There’s a block in the British political system which will prevent the emergence of a new mass workers’ party.
Unlike other European states, Britain has a party system in which two parties are (usually) capable of alternating in government without the requirement of support from third parties to implement their legislative programmes.
And perhaps unlike most of the other similar capitalist states, Britain has a social democratic formation founded by the trade union movement in which unions still command significant, if largely indirect, influence over policy, and have thus traditionally been reluctant to “break the mould” of British politics. Indeed, the attempts to do just this by splits by sections of Labour’s right wing leadership have failed in the past.
Labour’s monopoly on working class political representation
Although this situation has thus far prevented Labour from becoming what some of its leaders have hoped to create, a version of the US Democratic Party, as a consequence Labour has faced little in the way of serious electoral challenges from other workers’ parties.
Labour remains what has been termed by Marxists in Britain, following Lenin’s formulation, a “bourgeois workers’ party”. Labour is an organisation whose membership and support base is proletarian but whose leadership accepts the domination of the constitutional order by capitalist class.
Despite the creation of the Communist Party and its pre-WW2 ability to gain representation in parliament, Labour has not faced a concerted and persistent rival capable of depriving it of seats in parliament.
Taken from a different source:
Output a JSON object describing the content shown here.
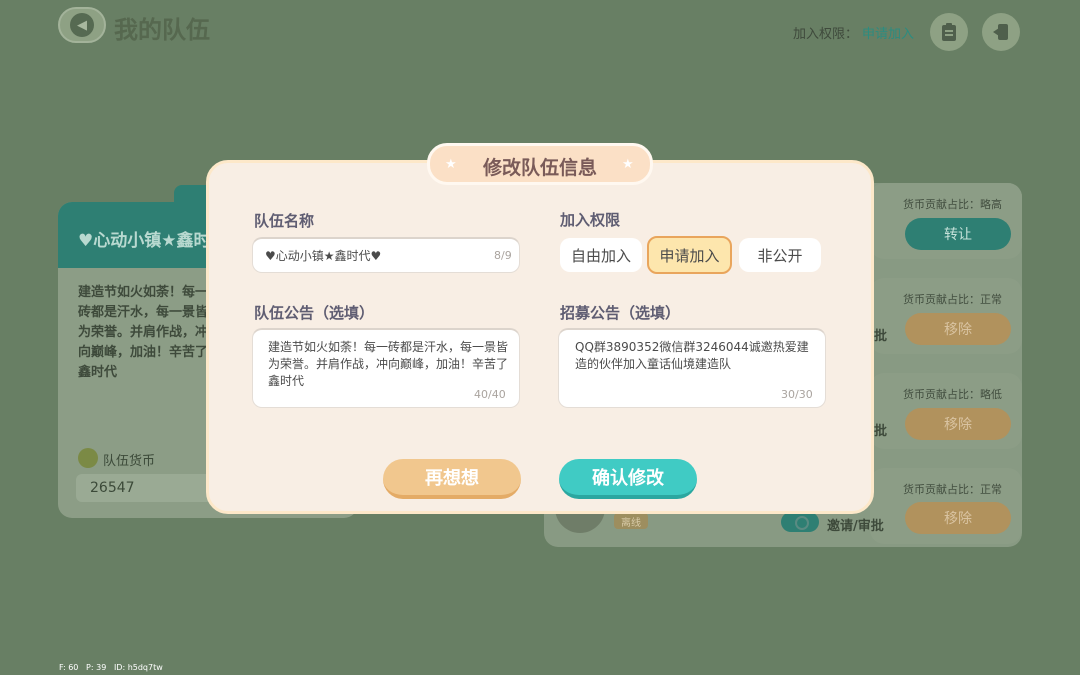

Without the ability to order one’s preferences when voting, the typical working-class person or ally who is conscious of Tories as the representatives of the boss class has not risked “splitting the vote” since it became apparent Labour had overtaken the Liberals.
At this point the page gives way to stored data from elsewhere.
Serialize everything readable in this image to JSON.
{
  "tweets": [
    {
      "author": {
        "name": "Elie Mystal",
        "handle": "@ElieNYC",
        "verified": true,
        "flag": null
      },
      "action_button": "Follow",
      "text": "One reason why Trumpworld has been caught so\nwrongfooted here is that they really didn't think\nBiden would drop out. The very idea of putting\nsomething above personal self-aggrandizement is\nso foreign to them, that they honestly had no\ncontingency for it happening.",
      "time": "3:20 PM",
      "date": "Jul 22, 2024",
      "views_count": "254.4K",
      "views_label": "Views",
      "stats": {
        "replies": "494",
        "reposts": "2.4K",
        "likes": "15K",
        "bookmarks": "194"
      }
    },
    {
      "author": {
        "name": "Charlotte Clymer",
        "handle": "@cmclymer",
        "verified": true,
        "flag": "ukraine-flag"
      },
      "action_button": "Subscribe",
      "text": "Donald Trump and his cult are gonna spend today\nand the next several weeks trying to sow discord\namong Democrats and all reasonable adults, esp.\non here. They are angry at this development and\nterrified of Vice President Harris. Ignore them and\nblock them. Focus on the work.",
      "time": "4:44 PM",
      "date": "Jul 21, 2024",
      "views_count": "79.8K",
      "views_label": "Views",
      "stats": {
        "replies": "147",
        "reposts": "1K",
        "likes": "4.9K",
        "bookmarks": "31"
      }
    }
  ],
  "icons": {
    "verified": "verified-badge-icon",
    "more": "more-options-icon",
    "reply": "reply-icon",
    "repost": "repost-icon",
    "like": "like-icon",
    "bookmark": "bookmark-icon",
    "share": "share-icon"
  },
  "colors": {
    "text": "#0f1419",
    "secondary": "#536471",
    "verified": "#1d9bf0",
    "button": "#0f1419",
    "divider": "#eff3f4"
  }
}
On the occasions when this has happened since then, on each significant occasion by a rightwing split by disgruntled Labour MPs hoping to break free of the organised working class, the result has been to divide anti-Tory voters at the ballot box and deprive the broad masses of reforms.
PR agency
Britain’s electoral system has put a block on an enduring and external challenge to Labour’s bourgeois leadership from a new mass workers’ party.
A viable electoral formation, with a programmatic commitment to the liberation of the whole of humanity through a revolutionary break with the rule of the capitalist class, would require both a rupture in the trade union movement brought about through radicalisation of working class consciousness and the electoral and constitutional reforms necessary to convince significant numbers of people to break with pro-Labour “tactical voting” against the Tories.
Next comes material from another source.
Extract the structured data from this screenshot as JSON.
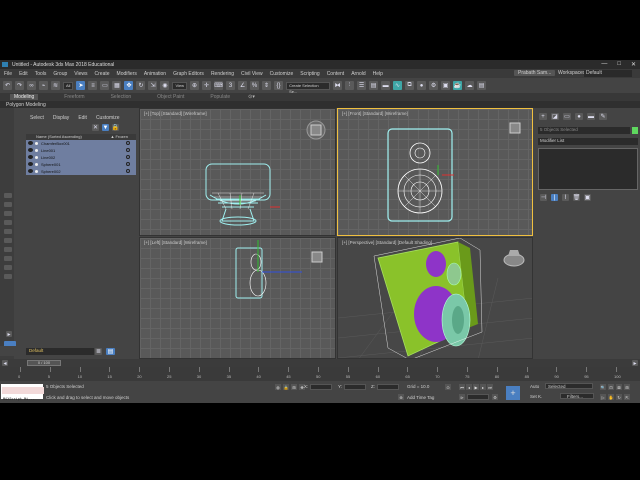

The Labour Party itself has thus been a site of intense and broad struggle between the left and right of the workers' movement rather than this contest taking place between separate parties in elections, with those to the left of social democracy having the ability to provide a consistent challenge and develop a coherent identity with a core of public support.
The electoral cycle of labourism
A rupture in the organised working class in Britain is a possibility, but only when all other options are exhausted.
Without a change in the electoral system, we may not be able to escape from the following dynamic:
1) A Conservative government introduces counter-reforms aimed at reducing the power of the organised working class, provoking resistance and the radicalisation of workers’ organisations and thus mass consciousness.
2) Class-conscious young and working people look to Labour to provide an alternative. The party experiences an influx of membership and an increase in expectations which are opposed and resisted by the Right.
3) The Labour Right seeks to manage state-monopoly capitalism rather than break with the ruling class and - both in opposition and in office - seeks to purge and sideline internal opponents to allow it to abandon policy commitments to take on corporate power.
4) A generation of young class-conscious workers exit the party, boosting extra-parliamentary campaigns at the expense of the Labour Left’s ability to retain a stable base of support.
Making a breakthrough
The returns which the state-monopoly capitalist class will concede to the working class are diminishing. There could be a fix to bring about a growth in labour’s share of national income, but it does not appear likely that the Labour Party is capable of departing from the path of declining living standards.
At this stage in the cycle, It is not possible for the organised left to break with the cycle of labourism. The organised labour movement will be key to establishing a new mass workers’ party. But the unions will first seek the election of a Labour government as the path of least resistance.
And so it is up to the left groups to take the initiative and draw up a workers’ list of candidates for the general election, mindful that those outside of Labour or without a high profile will not be elected to parliament at this stage.
From a “workers’ list” to a left bloc of MPs
A Workers’ List could be a means by which to make recommendations to class-conscious voters disillusioned with Labour’s leadership.
It could include the Socialist Campaign Group of Labour MPs and those likely to join it. This would prove that it’s as much about winning immediate reforms as it is about laying the groundwork for a new workers’ party.
And it would certainly include independent labour movement MPs and candidates such as those MPs blocked by the Labour Right from standing again in selection races to get the party’s nomination.
But a Workers’ List should also field candidates of the left groups and pre-party formations, either under their own party identity or as part of a joint ticket.
Our aim should be to back – and to be seen to back – the election to parliament of the biggest possible bloc of left MPs on the basis of a policy platform which comes from below. A key demand on Labour and on the Labour Left should be for electoral reform to allow proportional representation, which is a prerequisite for a realignment of the left in British politics and the establishment of a new mass workers’ party.